Most important for the purposes of this case, section 3 of O. Reg. 581/00 provides that every disclosure document must include a financial statement as follows:

(a) an audited financial statement for the most recently completed fiscal year of the franchisor’s operations; [or]

(b) a financial statement for the most recently completed year of the franchisor’s operations, prepared in accordance with generally accepted accounting principles that are at least equivalent to the review and reporting standards applicable to review engagements set out in the Canadian Institute of Chartered Accountants Handbook…

Under section 6 of the AWA, a failure to strictly comply with these requirements allows the franchisee to rescind the franchise agreement, without penalty or obligation, no later than two years after entering into the franchise agreement.

The Court of Appeal noted that the AWA is consumer protection legislation. Franchisors are required to comply with the AWA and its Regulations. The Court will therefore interpret the AWA broadly. In deciding whether the deficiencies in the franchisor’s disclosure justify a rescission of the franchise agreement, the Court must decide if they amount to material deficiencies.

In this case, there were three alleged deficiencies with the Disclosure Document: (i) deficiencies in the financial statement (as discussed below); (ii) the failure by the franchisor to disclose ongoing litigation in which another franchisee was claiming rescission based on deficient disclosure; and (iii) the failure by the franchisor to include a certificate signed by at least two officers of the franchisor.

Of these deficiencies in the Disclosure Document, the most relevant to the appeal was that involving the franchisor’s financial statement.

Why the Franchisor’s Financial Statement Was Materially Deficient

The motions judge held that the financial statements provided by the franchisor in this case did not comply with the AWA for the following reasons:

The Financial disclosure, in my view, must comply with the [AWA], in every respect. To have a bookkeeper prepare a statement from the figures provided by the Franchisor, without any documents being examined or verified, with errors in its transcription and no Notes at the end about on-going or pending litigation, does not give the franchisee a true financial picture.

On appeal, the Court of Appeal noted that there were three “levels of engagement” associated with the presentation of financial statements, namely:

  1. an audit engagement, in which a chartered accountant performs an independent verification of the numbers provided by management;
  2. a review engagement, in which the chartered accountant verifies the numbers provided by management to satisfy himself or herself that they are reasonable; and
  3. a compilation engagement, in which a chartered accountant essentially organizes the numbers provided by management. This simply involves “formatting financial information”. In a compilation engagement, the accountant “provides no assurance as to the accuracy or reliability of numbers”.

In this case, the Court held that the franchisor’s failure to provide the franchisee with statements that were independently verified by an audit engagement or a review engagement level amounted to a “material deficiency” under the AWA. As such, the franchisees were entitled to rescind the franchise agreement.

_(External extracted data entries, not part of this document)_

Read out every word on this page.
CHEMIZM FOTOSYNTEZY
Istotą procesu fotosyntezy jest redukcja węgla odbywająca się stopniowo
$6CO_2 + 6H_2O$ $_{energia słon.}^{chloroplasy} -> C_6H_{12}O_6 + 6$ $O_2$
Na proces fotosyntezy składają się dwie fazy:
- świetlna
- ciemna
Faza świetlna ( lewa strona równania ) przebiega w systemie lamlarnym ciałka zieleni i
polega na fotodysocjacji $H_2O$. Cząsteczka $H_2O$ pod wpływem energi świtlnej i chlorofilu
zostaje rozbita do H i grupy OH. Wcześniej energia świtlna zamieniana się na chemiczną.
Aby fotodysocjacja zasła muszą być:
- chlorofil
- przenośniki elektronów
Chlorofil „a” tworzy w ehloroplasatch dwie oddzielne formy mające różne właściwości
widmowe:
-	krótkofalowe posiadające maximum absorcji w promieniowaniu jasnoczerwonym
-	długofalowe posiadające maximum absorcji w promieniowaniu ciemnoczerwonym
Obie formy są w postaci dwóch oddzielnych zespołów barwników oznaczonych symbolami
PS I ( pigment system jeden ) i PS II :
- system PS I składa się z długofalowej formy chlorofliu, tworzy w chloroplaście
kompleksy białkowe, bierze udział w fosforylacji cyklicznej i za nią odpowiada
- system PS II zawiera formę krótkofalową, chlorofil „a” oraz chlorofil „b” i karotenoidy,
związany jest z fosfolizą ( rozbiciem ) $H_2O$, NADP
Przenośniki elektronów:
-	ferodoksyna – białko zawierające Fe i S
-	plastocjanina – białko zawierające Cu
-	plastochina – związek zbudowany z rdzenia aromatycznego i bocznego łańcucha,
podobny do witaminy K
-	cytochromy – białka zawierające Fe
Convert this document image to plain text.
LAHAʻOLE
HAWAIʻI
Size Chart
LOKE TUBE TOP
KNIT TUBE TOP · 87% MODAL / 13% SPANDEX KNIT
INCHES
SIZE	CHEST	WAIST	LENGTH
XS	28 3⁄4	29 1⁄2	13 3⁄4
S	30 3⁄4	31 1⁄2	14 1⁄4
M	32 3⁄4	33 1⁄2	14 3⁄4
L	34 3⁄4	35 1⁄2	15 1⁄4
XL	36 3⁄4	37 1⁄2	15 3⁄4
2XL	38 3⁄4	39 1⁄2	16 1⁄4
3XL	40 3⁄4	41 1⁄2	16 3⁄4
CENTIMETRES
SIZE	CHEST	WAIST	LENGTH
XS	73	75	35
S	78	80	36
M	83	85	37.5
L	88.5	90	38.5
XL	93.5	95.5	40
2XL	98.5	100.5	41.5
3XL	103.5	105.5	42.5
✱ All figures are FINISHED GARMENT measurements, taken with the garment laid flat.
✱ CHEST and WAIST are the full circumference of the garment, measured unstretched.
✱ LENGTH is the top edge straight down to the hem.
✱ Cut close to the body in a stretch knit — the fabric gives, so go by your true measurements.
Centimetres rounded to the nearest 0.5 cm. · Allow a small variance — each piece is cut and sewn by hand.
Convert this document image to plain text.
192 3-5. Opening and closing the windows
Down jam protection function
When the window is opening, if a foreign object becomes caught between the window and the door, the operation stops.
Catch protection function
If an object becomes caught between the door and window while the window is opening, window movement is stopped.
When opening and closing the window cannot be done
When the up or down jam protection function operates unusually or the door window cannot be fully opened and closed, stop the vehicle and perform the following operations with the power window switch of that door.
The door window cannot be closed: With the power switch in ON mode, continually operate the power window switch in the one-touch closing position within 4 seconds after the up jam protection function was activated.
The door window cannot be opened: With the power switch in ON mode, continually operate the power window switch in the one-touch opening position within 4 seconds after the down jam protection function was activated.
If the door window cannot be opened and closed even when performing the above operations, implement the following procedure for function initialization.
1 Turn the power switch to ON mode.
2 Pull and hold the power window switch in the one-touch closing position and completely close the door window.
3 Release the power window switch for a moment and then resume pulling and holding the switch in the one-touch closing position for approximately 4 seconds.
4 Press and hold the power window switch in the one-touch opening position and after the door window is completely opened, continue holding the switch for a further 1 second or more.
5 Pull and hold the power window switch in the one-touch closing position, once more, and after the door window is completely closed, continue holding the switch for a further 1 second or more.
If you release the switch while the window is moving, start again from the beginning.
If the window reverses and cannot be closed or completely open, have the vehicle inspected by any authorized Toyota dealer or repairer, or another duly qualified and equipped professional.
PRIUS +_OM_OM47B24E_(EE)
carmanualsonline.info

The Court’s rationale was that prospective franchisees, who may not have significant business expertise, must be able to rely on the information provided to them by the franchisor. This is especially so with regard to the financial state of the franchisor. In the Court’s view, providing a franchisee with independently verified financial information “is more than a technicality. It is a foundational part of disclosure”.

Conclusion

In short, the Court of Appeal’s decision Springdale Pizza Depot Ltd. makes it clear that in the absence of independent verification or auditing, financial information provided by a franchisor to a franchisee will not meet the requirements of adequate disclosure under the AWA. In so ruling, the Court has created an effective enforcement vehicle in the AWA, which has as its primary purpose the protection of vulnerable franchisees.